Nel contestualizzare le problematiche di dipendenza e di salute legate al gioco d’azzardo, è fondamentale non rimuovere la dimensione economica e sociale della questione, anche per la crescente influenza esercitata, sia nella parte legale che in quella illegale dell’industria dell’azzardo, dalla criminalità organizzata. Sulla base di calcoli ottenuti dai dati forniti dall’Agenzia delle Dogane e dei Monopoli, sottraendo le entrate erariali collegate al gioco d’azzardo legale (pari a circa 7,24 miliardi di euro) alla perdita della collettività dei giocatori (pari a circa 12,9 miliardi di euro), risulta pari a circa cinque miliardi di euro il “volume d’affari” complessivo di chi fa impresa nel settore. Dati e valutazioni molto interessanti rispetto all’influenza e ai condizionamenti posti in essere dalle organizzaizoni mafiose sono contenute nella Relazione annuale del 24 novembre 2020 sulle attività svolte dal Procuratore nazionale e dalla Direzione nazionale antimafia e antiterrorismo. I vantaggi delle organizzazioni mafiose derivanti dall’inserimento in questa industria sono numerosi: bassi rischi, prospettive di elevati guadagni, controllo del territorio e implementazione del consenso sociale. “Si legge, in particolare, nella relazione: ‘La criminalità organizzata mafiosa utilizza tale canale sia per riciclare capitale, sia come forma di impresa. Il settore consente, con facilità, di inserirvisi e di perseguire guadagni elevati, a volte superiori a quelli provenienti dal traffico di sostanze stupefacenti, ma con rischi di gran lunga inferiori, sotto il profilo della reazione da parte dello Stato. La lotta all’illegalità risulta infatti compromessa anche in ragione del grado di sofisticazione tecnologica di cui il mercato illegale può beneficiare, ricorrendo all’uso di hackers e di tecnici assai specializzati del settore. Sono le associazioni di tipo mafioso, in particolare, a manifestare la più spiccata capacità di penetrazione, in ragione del pervasivo controllo esercitato sul territorio.

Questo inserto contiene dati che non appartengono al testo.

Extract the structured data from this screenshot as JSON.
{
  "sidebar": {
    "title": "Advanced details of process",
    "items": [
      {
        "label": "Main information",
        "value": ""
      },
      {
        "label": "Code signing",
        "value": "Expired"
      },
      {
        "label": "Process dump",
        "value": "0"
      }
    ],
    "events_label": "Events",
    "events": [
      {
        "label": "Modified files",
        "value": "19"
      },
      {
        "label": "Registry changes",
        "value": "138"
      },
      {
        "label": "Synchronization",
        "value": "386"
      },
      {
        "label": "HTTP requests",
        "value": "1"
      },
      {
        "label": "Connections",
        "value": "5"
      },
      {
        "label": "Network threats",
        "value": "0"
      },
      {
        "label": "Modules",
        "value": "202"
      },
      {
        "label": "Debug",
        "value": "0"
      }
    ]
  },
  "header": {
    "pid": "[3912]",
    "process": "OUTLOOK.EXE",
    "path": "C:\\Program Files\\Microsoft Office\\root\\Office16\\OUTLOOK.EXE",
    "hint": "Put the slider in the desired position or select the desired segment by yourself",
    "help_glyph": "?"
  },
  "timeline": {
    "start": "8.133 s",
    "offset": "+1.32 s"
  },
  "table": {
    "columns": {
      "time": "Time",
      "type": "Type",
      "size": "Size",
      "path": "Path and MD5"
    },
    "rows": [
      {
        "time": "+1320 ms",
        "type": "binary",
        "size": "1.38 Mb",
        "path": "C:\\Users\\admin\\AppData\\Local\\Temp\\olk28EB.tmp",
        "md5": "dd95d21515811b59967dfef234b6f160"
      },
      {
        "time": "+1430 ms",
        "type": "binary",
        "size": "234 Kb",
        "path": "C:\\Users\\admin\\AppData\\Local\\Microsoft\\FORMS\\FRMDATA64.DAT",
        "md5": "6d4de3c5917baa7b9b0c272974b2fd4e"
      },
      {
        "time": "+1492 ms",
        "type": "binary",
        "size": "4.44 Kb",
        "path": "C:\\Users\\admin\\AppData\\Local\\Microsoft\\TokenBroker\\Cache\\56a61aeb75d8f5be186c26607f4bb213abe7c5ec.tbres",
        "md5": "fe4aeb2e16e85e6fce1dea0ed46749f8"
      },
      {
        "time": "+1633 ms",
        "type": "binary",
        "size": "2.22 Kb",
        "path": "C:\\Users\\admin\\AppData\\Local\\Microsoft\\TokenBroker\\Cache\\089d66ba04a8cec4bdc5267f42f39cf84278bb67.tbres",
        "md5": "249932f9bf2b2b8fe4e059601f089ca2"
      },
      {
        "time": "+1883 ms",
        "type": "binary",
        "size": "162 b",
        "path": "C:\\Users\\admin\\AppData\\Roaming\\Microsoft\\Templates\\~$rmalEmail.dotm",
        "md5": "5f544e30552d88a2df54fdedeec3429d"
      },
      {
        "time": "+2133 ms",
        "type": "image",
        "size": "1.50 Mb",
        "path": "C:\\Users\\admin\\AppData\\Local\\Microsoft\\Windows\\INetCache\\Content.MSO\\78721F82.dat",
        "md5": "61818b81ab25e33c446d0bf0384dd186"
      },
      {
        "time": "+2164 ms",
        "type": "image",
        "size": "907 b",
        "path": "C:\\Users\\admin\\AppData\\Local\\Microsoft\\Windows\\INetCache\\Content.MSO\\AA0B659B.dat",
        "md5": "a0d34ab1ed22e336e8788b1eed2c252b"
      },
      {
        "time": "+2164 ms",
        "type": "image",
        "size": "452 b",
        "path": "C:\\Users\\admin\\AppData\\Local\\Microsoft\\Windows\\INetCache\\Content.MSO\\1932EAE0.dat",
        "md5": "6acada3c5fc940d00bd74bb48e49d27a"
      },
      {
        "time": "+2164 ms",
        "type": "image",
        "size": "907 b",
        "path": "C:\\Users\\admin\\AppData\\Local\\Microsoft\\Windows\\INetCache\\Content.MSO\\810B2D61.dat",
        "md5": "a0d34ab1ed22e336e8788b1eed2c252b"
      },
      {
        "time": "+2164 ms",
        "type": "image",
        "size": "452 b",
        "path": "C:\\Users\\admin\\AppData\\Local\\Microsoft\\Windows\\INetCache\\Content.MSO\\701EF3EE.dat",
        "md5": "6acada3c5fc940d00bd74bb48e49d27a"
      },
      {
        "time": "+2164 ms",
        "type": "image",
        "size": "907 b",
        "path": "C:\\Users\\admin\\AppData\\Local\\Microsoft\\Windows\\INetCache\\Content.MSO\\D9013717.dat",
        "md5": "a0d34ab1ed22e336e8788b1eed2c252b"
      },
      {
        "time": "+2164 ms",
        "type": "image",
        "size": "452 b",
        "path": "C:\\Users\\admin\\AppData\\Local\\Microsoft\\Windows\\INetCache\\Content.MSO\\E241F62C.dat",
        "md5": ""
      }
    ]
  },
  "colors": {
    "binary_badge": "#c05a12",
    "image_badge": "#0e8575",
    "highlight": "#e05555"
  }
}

Anzi l’apertura o la gestione, diretta o mediata, di numerosi negozi di gioco, permette di rafforzare proprio detto controllo, incrementando anche il consenso sociale per i posti di lavoro creato attraverso i centri scommesse ed il relativo indotto. A questo consegue che la maggiore concentrazione dei fatti delittuosi accertati si registra proprio in quelle aree del territorio nazionale a maggiore indice di presenza mafiosa, fatte salve alcune eccezioni che hanno riguardato aree circoscritte del Nord Italia, in cui sono stati individuati alcuni punti scommesse comunque riconducibili a soggetti mafiosi. Si può forse affermare che Cosa Nostra, negli ultimi anni, ha fatto registrare il maggior interesse nello specifico ambito, ritenuto funzionale sia per l’attività di reinvestimento dei patrimoni illecitamente accumulati, sia per l’elevato volume d’affari registrato. Al riguardo l’organizzazione non si è fatta scrupolo di tentare di accedere persino a finanziamenti pubblici per progetti contro la ludopatia: in un paradosso solo apparente, essa ha provato a lucrare contemporaneamente da una “cosa e dal suo esatto contrario”, da una parte promuovendo ed agevolando sempre più la possibilità di accedere al gioco d’azzardo, dall’altra operando per il contrasto delle patologie connesse proprio al gioco d’azzardo’.” Valter Brunetti, sostituto procuratore generale presso la Corte di Appello di Napoli, nel commento finale, sottolinea i rischi consolidati della presenza mafiosa nel settore: “L’analisi in questione consente, infatti, di constatare che le organizzazioni criminali sono, comunque, capaci di fornire con il circuito illegale del gioco on line proposte alternative convenienti e appetibili, attraverso la garanzia del pronto pagamento e dell’anonimato. Il che dimostra che la legalizzazione delle attività che creano dipendenza non solo non è immune da infiltrazioni della criminalità organizzata, ma non elimina affatto il circuito illegale. L’analisi induce, dunque, sin da subito, a formulare l’auspicio che, con la risposta repressiva, cresca l’attività di prevenzione e lo sforzo di garantire interventi sul piano culturale di promozione della persona umana, della sua dignità e di un uso responsabile della sua libertà.”